Saving on gasoline could improve shoppers’ holiday spirit. Cheaper gas “frees up money that could be spent elsewhere, so that’s a plus for holiday shopping,” said Scott Hoyt, senior director of consumer economics at Moody’s Analytics.
Cheap oil also translates to lower heating bills. The average household using heating oil will spend $1,360 this year, $493 less than last winter, according to the EIA.
Big airlines such as American, United and Delta burn billions of gallons of jet fuel every year, and savings from cheaper fuel are helping them post record profits. Thanks to cheaper fuel, travelers are seeing a slight drop in average airfares after five straight years of fares rising faster than inflation.
Producers feel the pain
Oil companies, their employees, and their subcontractors are feeling the pinch from lower prices. Profits are down at the majors such as Exxon Mobil Corp. and Chevron Corp., but independents are suffering more.
“Exxon is not going to go out of business even if oil goes down to $10,” said Fadel Gheit, an energy analyst for Oppenheimer. But many smaller independents will be forced to consolidate because they can’t handle the higher costs of acquiring acreage, expensive drilling technology and declining fields in the U.S., he said. “It can’t get any bleaker.”
According to government figures released Friday, the energy and mining sector — that’s mostly oil and gas exploration and production — has lost 122,300 jobs in the last year. Paychecks for those still employed are smaller: Average wages in the energy industry have fallen 1.5 percent at a time when other workers are earning slightly more than they did a year ago.
On Monday, the NYSE ARCA Oil and Gas index dropped nearly 4 percent.

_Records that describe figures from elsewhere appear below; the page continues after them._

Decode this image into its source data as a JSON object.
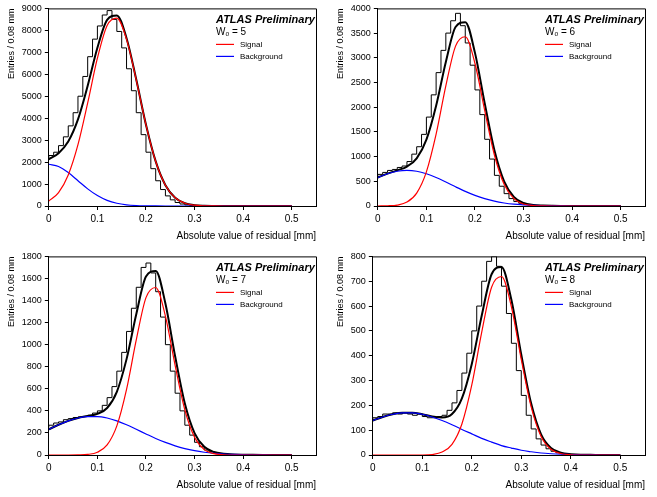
{
  "chart_data": [
    {
      "type": "histogram",
      "annotations": [
        "ATLAS Preliminary",
        "Wₒ = 5"
      ],
      "x_label": "Absolute value of residual [mm]",
      "y_label": "Entries / 0.08 mm",
      "color": "#000000",
      "bins": [
        0,
        0.01,
        0.02,
        0.03,
        0.04,
        0.05,
        0.06,
        0.07,
        0.08,
        0.09,
        0.1,
        0.11,
        0.12,
        0.13,
        0.14,
        0.15,
        0.16,
        0.17,
        0.18,
        0.19,
        0.2,
        0.21,
        0.22,
        0.23,
        0.24,
        0.25,
        0.26,
        0.27,
        0.28,
        0.29,
        0.3,
        0.31,
        0.32,
        0.33,
        0.34,
        0.35,
        0.36,
        0.37,
        0.38,
        0.39,
        0.4,
        0.41,
        0.42,
        0.43,
        0.44,
        0.45,
        0.46,
        0.47,
        0.48,
        0.49,
        0.5
      ],
      "counts": [
        2150,
        2300,
        2450,
        2750,
        3150,
        3650,
        4250,
        5000,
        5900,
        6800,
        7600,
        8200,
        8700,
        8900,
        8500,
        7950,
        7200,
        6250,
        5250,
        4250,
        3250,
        2450,
        1700,
        1150,
        750,
        460,
        280,
        160,
        90,
        50,
        28,
        14,
        7,
        4,
        2,
        1,
        0,
        0,
        0,
        0,
        0,
        0,
        0,
        0,
        0,
        0,
        0,
        0,
        0,
        0
      ],
      "x": [
        0,
        0.02,
        0.04,
        0.06,
        0.08,
        0.1,
        0.12,
        0.14,
        0.16,
        0.18,
        0.2,
        0.22,
        0.24,
        0.26,
        0.28,
        0.3,
        0.32,
        0.34,
        0.36,
        0.38,
        0.4,
        0.42,
        0.44,
        0.46,
        0.48,
        0.5
      ],
      "series": [
        {
          "name": "Signal",
          "type": "line",
          "color": "#ff0000",
          "values": [
            225,
            610,
            1415,
            2792,
            4696,
            6731,
            8221,
            8557,
            7590,
            5737,
            3694,
            2027,
            948,
            378,
            128,
            37,
            9,
            2,
            0,
            0,
            0,
            0,
            0,
            0,
            0,
            0
          ]
        },
        {
          "name": "Background",
          "type": "line",
          "color": "#0000ff",
          "values": [
            1900,
            1797,
            1522,
            1152,
            781,
            474,
            257,
            125,
            54,
            21,
            8,
            3,
            1,
            0,
            0,
            0,
            0,
            0,
            0,
            0,
            0,
            0,
            0,
            0,
            0,
            0
          ]
        },
        {
          "type": "line",
          "color": "#000000",
          "values": [
            2125,
            2407,
            2937,
            3944,
            5477,
            7205,
            8478,
            8682,
            7644,
            5758,
            3702,
            2030,
            949,
            378,
            128,
            37,
            9,
            2,
            0,
            0,
            0,
            0,
            0,
            0,
            0,
            0
          ]
        }
      ],
      "xlim": [
        0,
        0.55
      ],
      "xticks": [
        0,
        0.1,
        0.2,
        0.3,
        0.4,
        0.5
      ],
      "ylim": [
        0,
        9000
      ],
      "yticks": [
        0,
        1000,
        2000,
        3000,
        4000,
        5000,
        6000,
        7000,
        8000,
        9000
      ],
      "grid": false,
      "legend": "upper right"
    },
    {
      "type": "histogram",
      "annotations": [
        "ATLAS Preliminary",
        "Wₒ = 6"
      ],
      "x_label": "Absolute value of residual [mm]",
      "y_label": "Entries / 0.08 mm",
      "color": "#000000",
      "bins": [
        0,
        0.01,
        0.02,
        0.03,
        0.04,
        0.05,
        0.06,
        0.07,
        0.08,
        0.09,
        0.1,
        0.11,
        0.12,
        0.13,
        0.14,
        0.15,
        0.16,
        0.17,
        0.18,
        0.19,
        0.2,
        0.21,
        0.22,
        0.23,
        0.24,
        0.25,
        0.26,
        0.27,
        0.28,
        0.29,
        0.3,
        0.31,
        0.32,
        0.33,
        0.34,
        0.35,
        0.36,
        0.37,
        0.38,
        0.39,
        0.4,
        0.41,
        0.42,
        0.43,
        0.44,
        0.45,
        0.46,
        0.47,
        0.48,
        0.49,
        0.5
      ],
      "counts": [
        590,
        640,
        680,
        720,
        740,
        780,
        810,
        900,
        1050,
        1200,
        1450,
        1800,
        2250,
        2700,
        3150,
        3500,
        3750,
        3900,
        3650,
        3300,
        2850,
        2350,
        1850,
        1350,
        950,
        620,
        400,
        250,
        150,
        90,
        55,
        30,
        18,
        10,
        6,
        3,
        2,
        1,
        1,
        0,
        0,
        0,
        0,
        0,
        0,
        0,
        0,
        0,
        0,
        0
      ],
      "x": [
        0,
        0.02,
        0.04,
        0.06,
        0.08,
        0.1,
        0.12,
        0.14,
        0.16,
        0.18,
        0.2,
        0.22,
        0.24,
        0.26,
        0.28,
        0.3,
        0.32,
        0.34,
        0.36,
        0.38,
        0.4,
        0.42,
        0.44,
        0.46,
        0.48,
        0.5
      ],
      "series": [
        {
          "name": "Signal",
          "type": "line",
          "color": "#ff0000",
          "values": [
            0,
            4,
            19,
            79,
            262,
            692,
            1454,
            2431,
            3236,
            3426,
            2885,
            1934,
            1032,
            438,
            148,
            40,
            9,
            2,
            0,
            0,
            0,
            0,
            0,
            0,
            0,
            0
          ]
        },
        {
          "name": "Background",
          "type": "line",
          "color": "#0000ff",
          "values": [
            576,
            652,
            703,
            720,
            703,
            652,
            576,
            485,
            388,
            296,
            215,
            148,
            97,
            61,
            36,
            21,
            11,
            6,
            3,
            1,
            0,
            0,
            0,
            0,
            0,
            0
          ]
        },
        {
          "type": "line",
          "color": "#000000",
          "values": [
            576,
            656,
            722,
            799,
            965,
            1344,
            2030,
            2916,
            3624,
            3722,
            3100,
            2082,
            1129,
            499,
            184,
            61,
            20,
            8,
            3,
            1,
            0,
            0,
            0,
            0,
            0,
            0
          ]
        }
      ],
      "xlim": [
        0,
        0.55
      ],
      "xticks": [
        0,
        0.1,
        0.2,
        0.3,
        0.4,
        0.5
      ],
      "ylim": [
        0,
        4000
      ],
      "yticks": [
        0,
        500,
        1000,
        1500,
        2000,
        2500,
        3000,
        3500,
        4000
      ],
      "grid": false,
      "legend": "upper right"
    },
    {
      "type": "histogram",
      "annotations": [
        "ATLAS Preliminary",
        "Wₒ = 7"
      ],
      "x_label": "Absolute value of residual [mm]",
      "y_label": "Entries / 0.08 mm",
      "color": "#000000",
      "bins": [
        0,
        0.01,
        0.02,
        0.03,
        0.04,
        0.05,
        0.06,
        0.07,
        0.08,
        0.09,
        0.1,
        0.11,
        0.12,
        0.13,
        0.14,
        0.15,
        0.16,
        0.17,
        0.18,
        0.19,
        0.2,
        0.21,
        0.22,
        0.23,
        0.24,
        0.25,
        0.26,
        0.27,
        0.28,
        0.29,
        0.3,
        0.31,
        0.32,
        0.33,
        0.34,
        0.35,
        0.36,
        0.37,
        0.38,
        0.39,
        0.4,
        0.41,
        0.42,
        0.43,
        0.44,
        0.45,
        0.46,
        0.47,
        0.48,
        0.49,
        0.5
      ],
      "counts": [
        250,
        270,
        290,
        300,
        320,
        330,
        340,
        345,
        350,
        360,
        380,
        400,
        450,
        520,
        620,
        760,
        930,
        1120,
        1330,
        1520,
        1700,
        1740,
        1650,
        1480,
        1250,
        1000,
        760,
        560,
        400,
        270,
        180,
        115,
        75,
        45,
        30,
        18,
        12,
        8,
        6,
        4,
        3,
        2,
        2,
        1,
        1,
        0,
        0,
        0,
        0,
        0
      ],
      "x": [
        0,
        0.02,
        0.04,
        0.06,
        0.08,
        0.1,
        0.12,
        0.14,
        0.16,
        0.18,
        0.2,
        0.22,
        0.24,
        0.26,
        0.28,
        0.3,
        0.32,
        0.34,
        0.36,
        0.38,
        0.4,
        0.42,
        0.44,
        0.46,
        0.48,
        0.5
      ],
      "series": [
        {
          "name": "Signal",
          "type": "line",
          "color": "#ff0000",
          "values": [
            0,
            0,
            0,
            1,
            5,
            25,
            91,
            264,
            595,
            1043,
            1426,
            1518,
            1259,
            812,
            409,
            160,
            49,
            12,
            2,
            0,
            0,
            0,
            0,
            0,
            0,
            0
          ]
        },
        {
          "name": "Background",
          "type": "line",
          "color": "#0000ff",
          "values": [
            233,
            274,
            309,
            335,
            348,
            348,
            335,
            309,
            274,
            233,
            191,
            150,
            114,
            83,
            58,
            39,
            25,
            15,
            9,
            5,
            3,
            2,
            1,
            0,
            0,
            0
          ]
        },
        {
          "type": "line",
          "color": "#000000",
          "values": [
            233,
            274,
            309,
            336,
            353,
            373,
            426,
            573,
            869,
            1276,
            1617,
            1668,
            1373,
            895,
            467,
            199,
            74,
            27,
            11,
            5,
            3,
            2,
            1,
            0,
            0,
            0
          ]
        }
      ],
      "xlim": [
        0,
        0.55
      ],
      "xticks": [
        0,
        0.1,
        0.2,
        0.3,
        0.4,
        0.5
      ],
      "ylim": [
        0,
        1800
      ],
      "yticks": [
        0,
        200,
        400,
        600,
        800,
        1000,
        1200,
        1400,
        1600,
        1800
      ],
      "grid": false,
      "legend": "upper right"
    },
    {
      "type": "histogram",
      "annotations": [
        "ATLAS Preliminary",
        "Wₒ = 8"
      ],
      "x_label": "Absolute value of residual [mm]",
      "y_label": "Entries / 0.08 mm",
      "color": "#000000",
      "bins": [
        0,
        0.01,
        0.02,
        0.03,
        0.04,
        0.05,
        0.06,
        0.07,
        0.08,
        0.09,
        0.1,
        0.11,
        0.12,
        0.13,
        0.14,
        0.15,
        0.16,
        0.17,
        0.18,
        0.19,
        0.2,
        0.21,
        0.22,
        0.23,
        0.24,
        0.25,
        0.26,
        0.27,
        0.28,
        0.29,
        0.3,
        0.31,
        0.32,
        0.33,
        0.34,
        0.35,
        0.36,
        0.37,
        0.38,
        0.39,
        0.4,
        0.41,
        0.42,
        0.43,
        0.44,
        0.45,
        0.46,
        0.47,
        0.48,
        0.49,
        0.5
      ],
      "counts": [
        140,
        150,
        155,
        165,
        165,
        170,
        165,
        170,
        165,
        160,
        165,
        155,
        150,
        150,
        155,
        160,
        180,
        210,
        260,
        330,
        410,
        500,
        600,
        700,
        780,
        800,
        760,
        680,
        570,
        450,
        340,
        240,
        160,
        105,
        65,
        40,
        25,
        15,
        9,
        5,
        3,
        2,
        1,
        1,
        0,
        0,
        0,
        0,
        0,
        0
      ],
      "x": [
        0,
        0.02,
        0.04,
        0.06,
        0.08,
        0.1,
        0.12,
        0.14,
        0.16,
        0.18,
        0.2,
        0.22,
        0.24,
        0.26,
        0.28,
        0.3,
        0.32,
        0.34,
        0.36,
        0.38,
        0.4,
        0.42,
        0.44,
        0.46,
        0.48,
        0.5
      ],
      "series": [
        {
          "name": "Signal",
          "type": "line",
          "color": "#ff0000",
          "values": [
            0,
            0,
            0,
            0,
            0,
            0,
            2,
            12,
            43,
            125,
            282,
            494,
            676,
            719,
            597,
            385,
            194,
            75,
            23,
            6,
            1,
            0,
            0,
            0,
            0,
            0
          ]
        },
        {
          "name": "Background",
          "type": "line",
          "color": "#0000ff",
          "values": [
            139,
            153,
            164,
            170,
            170,
            164,
            153,
            139,
            122,
            103,
            85,
            67,
            52,
            38,
            28,
            19,
            13,
            8,
            5,
            3,
            2,
            1,
            1,
            0,
            0,
            0
          ]
        },
        {
          "type": "line",
          "color": "#000000",
          "values": [
            139,
            153,
            164,
            170,
            170,
            164,
            155,
            151,
            165,
            228,
            367,
            561,
            728,
            757,
            625,
            404,
            207,
            83,
            28,
            9,
            3,
            1,
            1,
            0,
            0,
            0
          ]
        }
      ],
      "xlim": [
        0,
        0.55
      ],
      "xticks": [
        0,
        0.1,
        0.2,
        0.3,
        0.4,
        0.5
      ],
      "ylim": [
        0,
        800
      ],
      "yticks": [
        0,
        100,
        200,
        300,
        400,
        500,
        600,
        700,
        800
      ],
      "grid": false,
      "legend": "upper right"
    }
  ]
}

Exxon and Chevron fell more than 2 percent, while smaller oil companies incurred steeper losses.
Governments feel pinch
Several energy-producing states, such as Alaska, mapped out budgets based on oil at $50 to $60. Their plans are crumbling now that crude prices are around $40. Natural gas prices also are down sharply and the future for coal looks bleak. In North Dakota, overall revenues are 7.5 percent lower than were expected for the two-year budget cycle that began July 1.
Overseas, collapsing oil prices have undercut exports and the economy in Venezuela, leading to shortages of goods and contributing to the ruling socialist party’s defeat in legislative elections Sunday. In Russia, the government budgeted its spending on $50 crude. Its oil-dependent economy is expected to shrink 3.4 percent this year, according to the International Monetary Fund. On Monday, the ruble fell 1.3 percent against the dollar to a three-month low.
The Associated Press contributed to this article.